Chinese rover finds signs of ancient ocean on Mars

By AFP, Paris
8 November 2024, 20:58 PM
UPDATED 9 November 2024, 03:01 AM
A Chinese rover has found new evidence to support the theory that Mars was once home to a vast ocean, including tracing some ancient coastline where water may once have lapped, a study said Thursday.

A Chinese rover has found new evidence to support the theory that Mars was once home to a vast ocean, including tracing some ancient coastline where water may once have lapped, a study said Thursday.

The theory that an ocean covered as much as a third of the Red Planet billions of years ago has been a matter of debate between scientists for decades, and one outside researcher expressed some scepticism about the latest findings.

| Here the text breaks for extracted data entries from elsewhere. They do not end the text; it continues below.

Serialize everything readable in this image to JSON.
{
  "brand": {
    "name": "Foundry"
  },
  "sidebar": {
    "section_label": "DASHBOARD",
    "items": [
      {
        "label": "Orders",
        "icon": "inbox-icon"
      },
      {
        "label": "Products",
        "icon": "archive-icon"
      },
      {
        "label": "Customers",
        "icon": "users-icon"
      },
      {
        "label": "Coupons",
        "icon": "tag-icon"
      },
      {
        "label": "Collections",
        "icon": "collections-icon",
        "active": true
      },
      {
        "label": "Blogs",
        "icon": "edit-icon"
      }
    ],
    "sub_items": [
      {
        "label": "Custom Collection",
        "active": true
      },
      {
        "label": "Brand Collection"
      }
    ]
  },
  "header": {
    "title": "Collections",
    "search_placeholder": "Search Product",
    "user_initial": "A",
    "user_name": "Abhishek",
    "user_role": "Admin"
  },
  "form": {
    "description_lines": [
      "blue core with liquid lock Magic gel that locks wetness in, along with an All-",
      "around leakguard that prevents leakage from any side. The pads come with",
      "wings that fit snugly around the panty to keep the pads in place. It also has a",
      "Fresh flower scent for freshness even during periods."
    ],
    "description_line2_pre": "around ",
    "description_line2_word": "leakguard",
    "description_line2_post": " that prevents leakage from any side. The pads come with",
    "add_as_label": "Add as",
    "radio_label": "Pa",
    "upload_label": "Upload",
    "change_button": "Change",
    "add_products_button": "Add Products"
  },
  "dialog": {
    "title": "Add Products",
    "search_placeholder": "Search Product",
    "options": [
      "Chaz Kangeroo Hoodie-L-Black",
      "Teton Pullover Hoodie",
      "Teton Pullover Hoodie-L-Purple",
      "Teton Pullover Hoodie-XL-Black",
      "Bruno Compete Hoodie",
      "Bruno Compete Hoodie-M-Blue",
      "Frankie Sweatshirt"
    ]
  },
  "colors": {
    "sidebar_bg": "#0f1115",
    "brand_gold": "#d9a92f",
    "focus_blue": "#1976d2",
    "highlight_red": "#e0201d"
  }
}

In 2021, China's Zhurong rover landed on a plain in the Martian northern hemisphere's Utopia region, where previous indications of ancient water had been spotted.

It has been probing the red surface ever since, and some new findings from the mission were revealed in the new study in the journal Nature.

Lead study author Bo Wu of The Hong Kong Polytechnic University told AFP that a variety of features suggesting a past ocean had been spotted around Zhurong's landing area, including "pitted cones, polygonal troughs and etched flows".

Previous research has suggested that the crater-like pitted cones could have come from mud volcanoes, and often formed in areas where there had been water or ice.

Information from the rover, as well as satellite data and analysis back on Earth, also suggested that a shoreline was once near the area, according to the study.